Raffaella Polato sul Corriere della Sera ha ricordato l’amara fine del colosso industriale creato da Luigi Lucchini. Quel patto che portò all’ingresso dei russi nella sua acciaieria

“si rivelò alla fine un patto diabolico: divorò definitivamente il colosso che Luigi Lucchini aveva creato dal niente nel Dopoguerra. Ma se fu questo lento dissolversi del sogno diventato regno industriale a rendere amari quanto un veleno i suoi ultimi anni, a ben guardare le promesse tradite da Severstal e dal suo oligarca, Aleksey Mordashov, non furono il peggio, per il Cavaliere che chiamavamo «d’acciaio».

“Era convinto fosse la soluzione giusta per garantire alle sue aziende e a chi ci lavorava investimenti e, dunque, futuro. Si ritroverà drammaticamente smentito. Ma questo è il senno di poi e in ogni caso, disse quando ancora nel partner arrivato da Mosca credeva, per lui non era quello il punto. Ammetteva che dal 2002-2003 la crisi aveva messo in ginocchio anche lui, il re del tondino, perché la globalizzazione aveva rivoluzionato il mondo e loro, i Lucchini, freschi acquirenti di Piombino dall’Ilva, avrebbero dovuto investire centinaia di milioni (che non avevano) in piena, interminabile fase nera di mercato. Senza il supporto delle banche non sarebbero andati da nessuna parte.

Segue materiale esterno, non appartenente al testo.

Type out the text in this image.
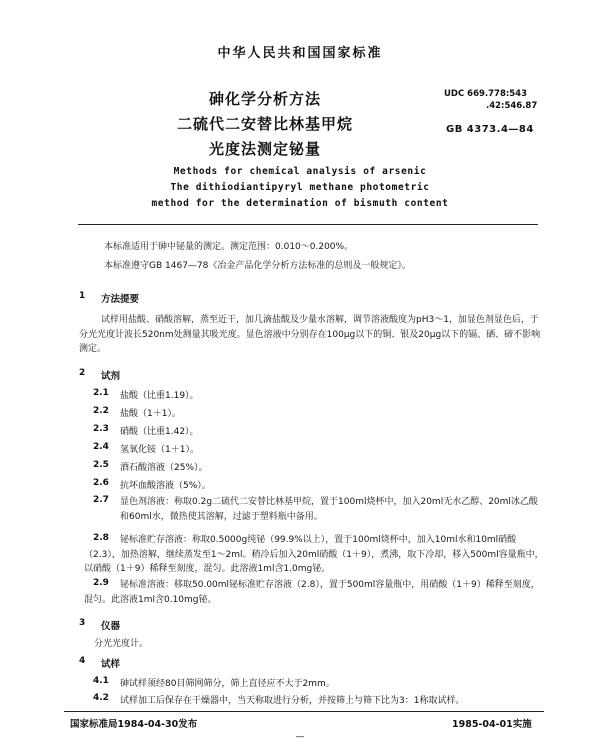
中华人民共和国国家标准
砷化学分析方法
二硫代二安替比林基甲烷
光度法测定铋量
UDC 669.778:543
.42:546.87
GB 4373.4—84
Methods for chemical analysis of arsenic
The dithiodiantipyryl methane photometric
method for the determination of bismuth content
本标准适用于砷中铋量的测定。测定范围：0.010～0.200%。
本标准遵守GB 1467—78《冶金产品化学分析方法标准的总则及一般规定》。
1 方法提要
试样用盐酸、硝酸溶解，蒸至近干，加几滴盐酸及少量水溶解，调节溶液酸度为pH3～1，加显色剂显色后，于分光光度计波长520nm处测量其吸光度。显色溶液中分别存在100μg以下的铜、银及20μg以下的镉、硒、碲不影响测定。
2 试剂
2.1 盐酸（比重1.19）。
2.2 盐酸（1＋1）。
2.3 硝酸（比重1.42）。
2.4 氢氧化铵（1＋1）。
2.5 酒石酸溶液（25%）。
2.6 抗坏血酸溶液（5%）。
2.7	显色剂溶液：称取0.2g二硫代二安替比林基甲烷，置于100ml烧杯中，加入20ml无水乙醇、20ml冰乙酸和60ml水，微热使其溶解，过滤于塑料瓶中备用。
2.8	铋标准贮存溶液：称取0.5000g纯铋（99.9%以上），置于100ml烧杯中，加入10ml水和10ml硝酸（2.3），加热溶解，继续蒸发至1～2ml。稍冷后加入20ml硝酸（1＋9），煮沸，取下冷却，移入500ml容量瓶中，以硝酸（1＋9）稀释至刻度，混匀。此溶液1ml含1.0mg铋。
2.9	铋标准溶液：移取50.00ml铋标准贮存溶液（2.8），置于500ml容量瓶中，用硝酸（1＋9）稀释至刻度，混匀。此溶液1ml含0.10mg铋。
3 仪器
分光光度计。
4 试样
4.1 砷试样须经80目筛网筛分，筛上直径应不大于2mm。
4.2 试样加工后保存在干燥器中，当天称取进行分析，并按筛上与筛下比为3：1称取试样。
国家标准局1984-04-30发布	1985-04-01实施
—
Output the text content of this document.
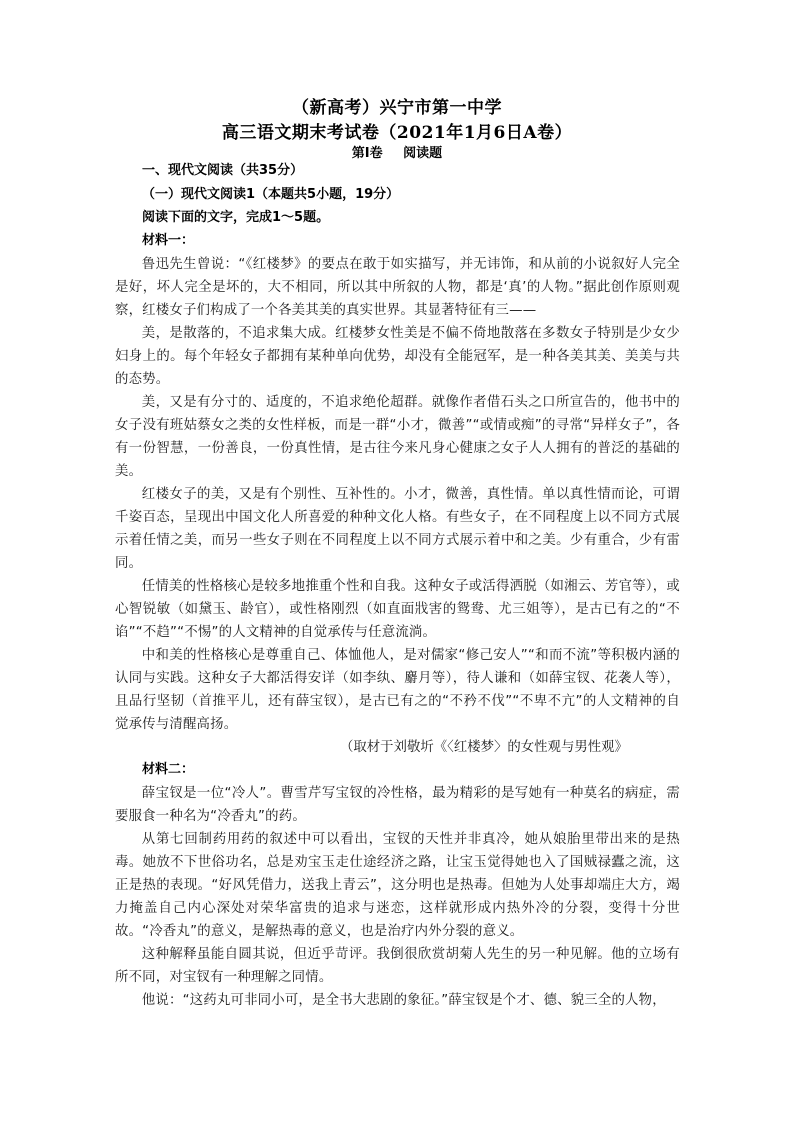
（新高考）兴宁市第一中学
高三语文期末考试卷（2021年1月6日A卷）
第Ⅰ卷 阅读题
一、现代文阅读（共35分）
（一）现代文阅读1（本题共5小题，19分）
阅读下面的文字，完成1～5题。
材料一：

鲁迅先生曾说：“《红楼梦》的要点在敢于如实描写，并无讳饰，和从前的小说叙好人完全是好，坏人完全是坏的，大不相同，所以其中所叙的人物，都是‘真’的人物。”据此创作原则观察，红楼女子们构成了一个各美其美的真实世界。其显著特征有三——

美，是散落的，不追求集大成。红楼梦女性美是不偏不倚地散落在多数女子特别是少女少妇身上的。每个年轻女子都拥有某种单向优势，却没有全能冠军，是一种各美其美、美美与共的态势。

美，又是有分寸的、适度的，不追求绝伦超群。就像作者借石头之口所宣告的，他书中的女子没有班姑蔡女之类的女性样板，而是一群“小才，微善”“或情或痴”的寻常“异样女子”，各有一份智慧，一份善良，一份真性情，是古往今来凡身心健康之女子人人拥有的普泛的基础的美。

红楼女子的美，又是有个别性、互补性的。小才，微善，真性情。单以真性情而论，可谓千姿百态，呈现出中国文化人所喜爱的种种文化人格。有些女子，在不同程度上以不同方式展示着任情之美，而另一些女子则在不同程度上以不同方式展示着中和之美。少有重合，少有雷同。

任情美的性格核心是较多地推重个性和自我。这种女子或活得洒脱（如湘云、芳官等），或心智锐敏（如黛玉、龄官），或性格刚烈（如直面戕害的鸳鸯、尤三姐等），是古已有之的“不谄”“不趋”“不惕”的人文精神的自觉承传与任意流淌。

中和美的性格核心是尊重自己、体恤他人，是对儒家“修己安人”“和而不流”等积极内涵的认同与实践。这种女子大都活得安详（如李纨、麝月等），待人谦和（如薛宝钗、花袭人等），且品行坚韧（首推平儿，还有薛宝钗），是古已有之的“不矜不伐”“不卑不亢”的人文精神的自觉承传与清醒高扬。

（取材于刘敬圻《〈红楼梦〉的女性观与男性观》
材料二：

薛宝钗是一位“冷人”。曹雪芹写宝钗的冷性格，最为精彩的是写她有一种莫名的病症，需要服食一种名为“冷香丸”的药。

从第七回制药用药的叙述中可以看出，宝钗的天性并非真冷，她从娘胎里带出来的是热毒。她放不下世俗功名，总是劝宝玉走仕途经济之路，让宝玉觉得她也入了国贼禄蠹之流，这正是热的表现。“好风凭借力，送我上青云”，这分明也是热毒。但她为人处事却端庄大方，竭力掩盖自己内心深处对荣华富贵的追求与迷恋，这样就形成内热外冷的分裂，变得十分世故。“冷香丸”的意义，是解热毒的意义，也是治疗内外分裂的意义。

这种解释虽能自圆其说，但近乎苛评。我倒很欣赏胡菊人先生的另一种见解。他的立场有所不同，对宝钗有一种理解之同情。

他说：“这药丸可非同小可，是全书大悲剧的象征。”薛宝钗是个才、德、貌三全的人物，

“Sennonché le banche erano già intervenute nel 2003. Ora, tra il 2004 e il 2005, non sono più disposte a farlo. Non alle condizioni che qualcuno ha definito «interventi di sistema» e per altri erano invece, meno nobilmente, «salvataggi di salotto».

“Fatto sta che, quando lo attaccano per aver chiamato i russi, il Cavaliere non ha timori a denunciare: la Lucchini l’avremmo potuta salvare noi italiani, «se le banche ci avessero dato fiducia», se si fossero «comportate in modo costruttivo», se ci fossero stati ancora «un grande e onesto banchiere come Vincenzo Maranghi» e «la Mediobanca di un tempo». Se «non ci avessero lasciati soli».

“Non gli era mai successo prima. Prima, lo cercavano. Adesso, raccontava di aver bussato a tutte le porte, per cercare di rilanciare l’acciaio nazionale con capitali nazionali, di essersi rivolto al presidente del Consiglio (allora Silvio Berlusconi), al superministro dell’Economia (Giulio Tremonti), persino al Quirinale (per un’opinione di Carlo Azeglio Ciampi). Niente”.